Fauci and Biden need an exit strategy. But Fauci’s “retirement” won’t be enough. He will remain front and center for any congressional or legal investigations or inquiries.

There’s only one ultimate answer that immediately comes to mind.

A presidential pardon.

A pardon would come with short-term political damage to the White House, which will be accused of a cover-up and maybe worse. What good will still exists among Washington’s elite, its sycophants in the media, and its loyal leftist followers may still be retained. And the president’s pardon powers are plenary, as Democrats constantly reminded us during the Trump administration.

It can be spun a few ways. Fauci would need to retire, but Biden (if he’s capable) could pardon him quickly to spare the nation from a political witch hunt and public persecution of “a dedicated public servant who expertly guided us through our darkest days.” Fauci might “reluctantly” accept it, but he is undoubtedly not interested in the legal and public relations expenses he’d need to incur to clear his name (if he could). And with a full pardon, the pressure to investigate Fauci would probably diminish, at least in the media. The Fauci-fawning media would then target Republicans for being mean to Fauci and denigrating his work on AIDS (an appeal to the gay community). After all, this is really about Trump.

Fauci will be spun as the victim. It’s in the playbook.

Many observers will immediately dismiss this political solution. Way too early, they’ll say, plus where’s the evidence that Fauci broke any laws (umm, false statements to Congress?). Of course, spinmeisters will figure out a way to finesse those accusations.

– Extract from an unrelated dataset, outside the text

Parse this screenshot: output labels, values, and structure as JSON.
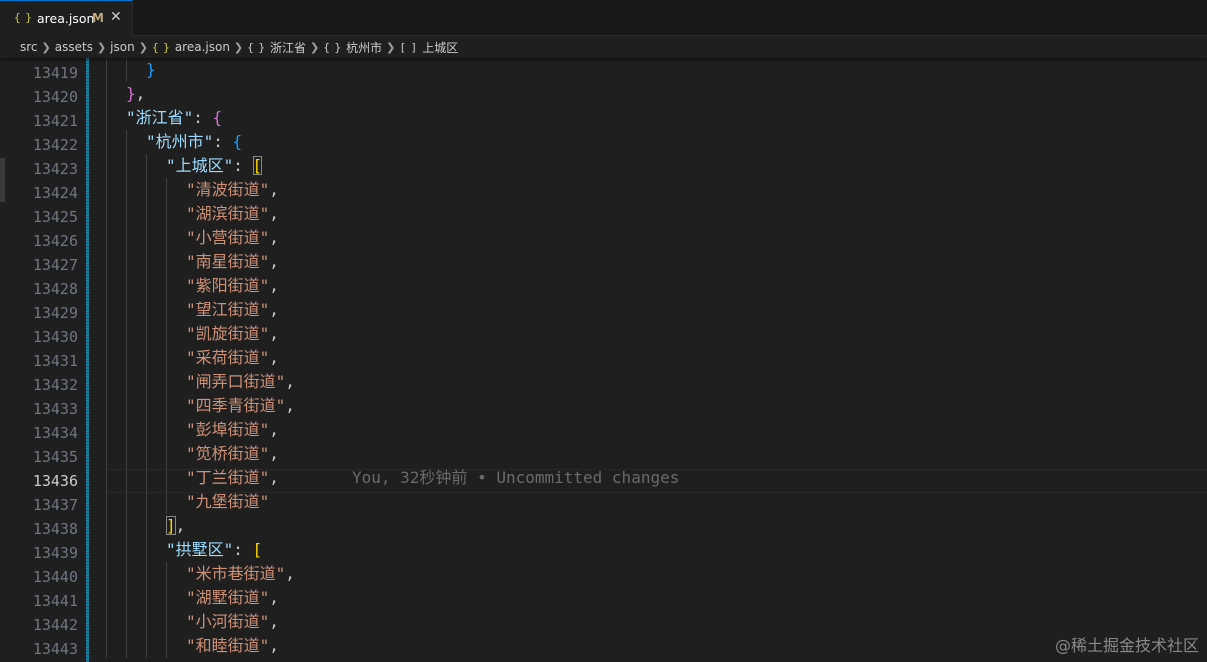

But it is clear, at a minimum, that Fauci’s career (he is 80 years old, after all) is coming to an ignominious end of his own making. No one likes hearing bus tires going “thump thump” as they roll over your career. He won’t be fired, but he will be quietly advised to retire and quickly. Then the pardon, cloaked in victimhood and anti-Trumpism, will soon follow. Then, the hunt for new headlines to put this mess as far back in the rearview mirror as possible.

Maybe Fauci can then publish his book (he may need to add a new chapter or two). And maybe learn to throw a baseball.